Song by Bonnie McKee
- Released: December 18, 2014
- Recorded: 2014
- Genre: Christmas pop
- Label: Bonnie McKee Music;
- Songwriters: Bonnie McKee; Charlie Puth; Sean Walsh;
- Producer: Sean Walsh

Bonnie McKee chronology
| "American Girl" (2013) | "California Winter" (2014) | "Bombastic" (2015) |

= California Winter (song) =

"California Winter" is a song by American singer-songwriter Bonnie McKee. The song was independently released to digital outlets on December 18, 2014.

It was McKee's first independent release since leaving Epic Records.

On December 18, 2024, ten years later its original release, and in the wave of new releases by McKee following the launch of her long-awaited sophomore album, Hot City, the American singer released a Christmas EP, titled after the track, featuring it as in both the original version and also as a re-recorded duet with American country singer Matt Rogers, plus other four tracks, including a cover of Canadian singer and songwriter Leonard Cohen's 1984 single and posterior signature hit, "Hallelujah," and two cover versions of the 1944 Christmas classic ballad first introduced by Judy Garland, "Have Yourself a Merry Little Christmas", being one close to Garland's original and the other with explicit lyrics, through streaming music platforms.

==Music video==
The music video for "California Winter" was released on December 20, 2014. Directed by Dan O'Sullivan, the video was filmed in a single continuous shot. Preparation for the shoot began less than a week prior, with the choreography learned the day before and costumes finalized on the day of filming. The team transformed an empty room into a festive set, completing six takes, with the final cut being the last take. McKee described the effort as a "Christmas Miracle".

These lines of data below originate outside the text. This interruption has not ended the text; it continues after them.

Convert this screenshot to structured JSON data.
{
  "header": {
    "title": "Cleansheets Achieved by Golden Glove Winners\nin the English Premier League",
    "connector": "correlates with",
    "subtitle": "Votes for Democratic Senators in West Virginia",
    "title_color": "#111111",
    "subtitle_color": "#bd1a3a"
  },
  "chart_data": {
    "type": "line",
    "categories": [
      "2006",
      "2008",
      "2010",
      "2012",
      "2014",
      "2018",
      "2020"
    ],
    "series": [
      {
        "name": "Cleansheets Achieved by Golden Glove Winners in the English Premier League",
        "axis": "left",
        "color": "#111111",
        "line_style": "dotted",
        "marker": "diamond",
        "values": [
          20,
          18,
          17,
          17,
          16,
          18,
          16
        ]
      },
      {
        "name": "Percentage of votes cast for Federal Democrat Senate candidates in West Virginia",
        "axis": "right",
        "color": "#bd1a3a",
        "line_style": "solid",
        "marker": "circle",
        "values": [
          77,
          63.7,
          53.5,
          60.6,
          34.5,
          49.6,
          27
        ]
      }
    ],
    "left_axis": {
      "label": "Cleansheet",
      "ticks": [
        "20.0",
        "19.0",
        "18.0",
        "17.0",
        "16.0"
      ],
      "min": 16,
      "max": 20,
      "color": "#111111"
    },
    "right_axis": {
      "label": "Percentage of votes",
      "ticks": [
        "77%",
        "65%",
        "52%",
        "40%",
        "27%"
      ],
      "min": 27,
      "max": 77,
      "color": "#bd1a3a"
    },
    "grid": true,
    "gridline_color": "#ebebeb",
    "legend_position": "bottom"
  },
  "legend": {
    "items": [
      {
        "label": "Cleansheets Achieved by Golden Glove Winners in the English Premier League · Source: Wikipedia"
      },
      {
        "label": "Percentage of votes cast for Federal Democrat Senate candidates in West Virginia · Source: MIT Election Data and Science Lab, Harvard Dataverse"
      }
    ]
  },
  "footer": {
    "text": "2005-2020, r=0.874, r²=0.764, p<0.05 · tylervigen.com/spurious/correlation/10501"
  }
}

A year later in 2015, a remixed music video was released in a variety special titled "California Winter Extravaganza".

==Reception==
Michelle McGahan of PopCrush praised "California Winter" as an upbeat, festive track, highlighting its potential to become a holiday season favorite in 2014. Critics have noted the song's bubbly nature, festive elements like references to "cinnamon candles," and prominent jingle bells. McGahan compared McKee's vocal performance to a mix of Ariana Grande, Katy Perry, and Cyndi Lauper.